The companies, like automakers across the globe, stand to get billions of dollars in public subsidies from federal investments including the Inflation Reduction Act.
Per the story:
“WE’RE TALKING ABOUT WHERE THE VALUE of the credits exceeds the capital expenditures and exceeds the wage bill,” Greg LeRoy, founder of the federal contracting watchdog organization Good Jobs First, told me. “Those are historically exceptional ratios.”
When I spoke with LeRoy and another researcher at Good Jobs First, Jacob Whiton, the two had recently published a report, “Power Outrage,” examining the cost of subsidies from the Inflation Reduction Act’s $200 billion Advanced Manufacturing Production Tax Credit program, otherwise known as 45X. “It’s on steroids now,” LeRoy said.
The 45X program won’t be exclusive to EV manufacturing; the Department of Energy defines its use for “clean energy component[s] domestically produced.” As long as the automakers realize the domestic production requirements, according to conservative estimates, 45X could subsidize one-third of the costs for EV battery manufacturing.
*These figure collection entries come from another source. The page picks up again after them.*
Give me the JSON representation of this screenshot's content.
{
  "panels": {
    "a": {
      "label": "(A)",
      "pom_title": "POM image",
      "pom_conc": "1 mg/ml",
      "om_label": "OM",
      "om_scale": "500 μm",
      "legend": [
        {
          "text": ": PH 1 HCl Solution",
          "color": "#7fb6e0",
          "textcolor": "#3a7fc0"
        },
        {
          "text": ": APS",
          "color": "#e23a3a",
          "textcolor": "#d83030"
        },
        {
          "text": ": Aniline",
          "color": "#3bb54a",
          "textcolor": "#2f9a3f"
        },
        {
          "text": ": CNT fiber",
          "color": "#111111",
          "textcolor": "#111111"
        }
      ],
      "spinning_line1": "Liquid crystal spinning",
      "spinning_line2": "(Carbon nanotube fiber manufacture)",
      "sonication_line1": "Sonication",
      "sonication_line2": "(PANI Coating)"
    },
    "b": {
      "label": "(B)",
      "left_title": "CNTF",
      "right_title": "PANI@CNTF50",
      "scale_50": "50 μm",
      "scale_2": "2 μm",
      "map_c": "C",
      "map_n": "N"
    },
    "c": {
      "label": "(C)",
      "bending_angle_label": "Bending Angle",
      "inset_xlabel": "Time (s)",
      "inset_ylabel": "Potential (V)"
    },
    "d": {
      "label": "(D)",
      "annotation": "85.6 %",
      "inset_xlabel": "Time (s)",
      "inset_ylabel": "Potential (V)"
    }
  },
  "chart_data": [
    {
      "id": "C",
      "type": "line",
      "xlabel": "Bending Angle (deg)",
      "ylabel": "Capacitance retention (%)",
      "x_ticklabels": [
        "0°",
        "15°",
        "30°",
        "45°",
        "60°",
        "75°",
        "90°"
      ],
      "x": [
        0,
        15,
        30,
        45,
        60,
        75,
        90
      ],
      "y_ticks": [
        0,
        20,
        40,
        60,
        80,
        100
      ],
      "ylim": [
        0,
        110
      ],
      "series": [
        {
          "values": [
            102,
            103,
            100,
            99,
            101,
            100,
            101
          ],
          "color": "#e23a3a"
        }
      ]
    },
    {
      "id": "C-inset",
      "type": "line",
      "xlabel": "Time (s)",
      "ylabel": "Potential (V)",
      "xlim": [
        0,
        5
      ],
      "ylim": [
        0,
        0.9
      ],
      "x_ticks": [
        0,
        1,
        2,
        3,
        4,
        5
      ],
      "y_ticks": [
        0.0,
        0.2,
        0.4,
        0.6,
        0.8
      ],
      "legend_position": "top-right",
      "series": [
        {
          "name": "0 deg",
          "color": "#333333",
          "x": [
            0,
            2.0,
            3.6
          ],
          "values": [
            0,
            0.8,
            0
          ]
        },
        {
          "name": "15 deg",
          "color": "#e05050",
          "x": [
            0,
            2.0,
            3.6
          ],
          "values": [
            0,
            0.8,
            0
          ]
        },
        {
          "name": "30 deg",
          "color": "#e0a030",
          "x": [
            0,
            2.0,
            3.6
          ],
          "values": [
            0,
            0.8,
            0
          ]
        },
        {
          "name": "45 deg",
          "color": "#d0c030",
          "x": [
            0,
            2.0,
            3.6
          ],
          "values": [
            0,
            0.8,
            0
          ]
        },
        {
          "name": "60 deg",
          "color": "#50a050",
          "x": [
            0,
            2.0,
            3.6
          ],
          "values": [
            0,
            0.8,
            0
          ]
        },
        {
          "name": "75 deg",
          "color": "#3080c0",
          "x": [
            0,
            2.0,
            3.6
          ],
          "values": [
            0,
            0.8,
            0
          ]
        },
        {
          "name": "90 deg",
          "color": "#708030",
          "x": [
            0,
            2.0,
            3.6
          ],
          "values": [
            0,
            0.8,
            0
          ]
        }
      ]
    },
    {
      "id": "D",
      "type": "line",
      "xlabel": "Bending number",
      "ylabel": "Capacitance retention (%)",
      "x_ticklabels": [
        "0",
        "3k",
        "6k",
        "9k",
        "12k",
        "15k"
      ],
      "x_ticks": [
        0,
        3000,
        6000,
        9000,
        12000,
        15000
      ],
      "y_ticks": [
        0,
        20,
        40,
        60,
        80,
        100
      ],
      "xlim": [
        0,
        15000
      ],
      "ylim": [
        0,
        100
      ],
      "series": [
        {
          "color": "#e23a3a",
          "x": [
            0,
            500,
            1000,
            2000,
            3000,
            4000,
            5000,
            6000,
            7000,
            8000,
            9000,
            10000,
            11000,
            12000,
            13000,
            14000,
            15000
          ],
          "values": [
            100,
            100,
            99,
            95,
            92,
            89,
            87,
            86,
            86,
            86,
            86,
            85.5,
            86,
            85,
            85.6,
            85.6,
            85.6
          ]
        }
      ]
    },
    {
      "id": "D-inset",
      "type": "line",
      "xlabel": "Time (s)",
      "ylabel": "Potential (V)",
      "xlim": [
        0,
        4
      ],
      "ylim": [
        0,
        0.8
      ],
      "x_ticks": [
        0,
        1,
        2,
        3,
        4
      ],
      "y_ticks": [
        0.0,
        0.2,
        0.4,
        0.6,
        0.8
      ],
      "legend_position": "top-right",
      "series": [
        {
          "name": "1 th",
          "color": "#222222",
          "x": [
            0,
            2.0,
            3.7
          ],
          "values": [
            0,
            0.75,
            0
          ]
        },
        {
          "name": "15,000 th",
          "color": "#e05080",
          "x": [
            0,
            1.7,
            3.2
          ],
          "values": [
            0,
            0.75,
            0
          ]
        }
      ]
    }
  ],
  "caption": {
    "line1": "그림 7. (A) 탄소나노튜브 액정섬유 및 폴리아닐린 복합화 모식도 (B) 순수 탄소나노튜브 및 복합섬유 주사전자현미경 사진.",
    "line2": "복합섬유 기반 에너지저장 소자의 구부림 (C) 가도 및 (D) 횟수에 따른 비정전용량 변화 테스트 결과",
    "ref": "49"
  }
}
The subsidization ratio could even increase as the automakers more efficiently build EVs.
Cantor explained how 45X is applied in two stages: first for the battery cell, and then the battery module. Manufacturers are eligible for up to $35 per kilowatt-hour (kWh) of a battery cell’s capacity. Then manufacturers can receive $10 per kWh based on the battery module’s capacity. If a battery module doesn’t use cells, the $35 per kWh is rolled into the module credit. The tech, energy, and finance law firm Orrick, Herrington & Sutcliffe, LLP gave the example of a 75kWh battery pack being eligible for up to $2,625, plus another $750 for the module.
Those credits are for future production, but in the first year since the IRA passed, the money has already flowed. The Department of Energy’s Loan Programs Office, using an expansion in funding under the IRA, has doled out large sums for battery plants across the country, including a whopping $9.2 billion loan for Ford’s BlueOval SK joint venture. That figure, the largest the U.S. government has given to an automaker since the Great Recession bailouts, almost covers the entire buildout of the three proposed BlueOval battery plants in Kentucky and Tennessee.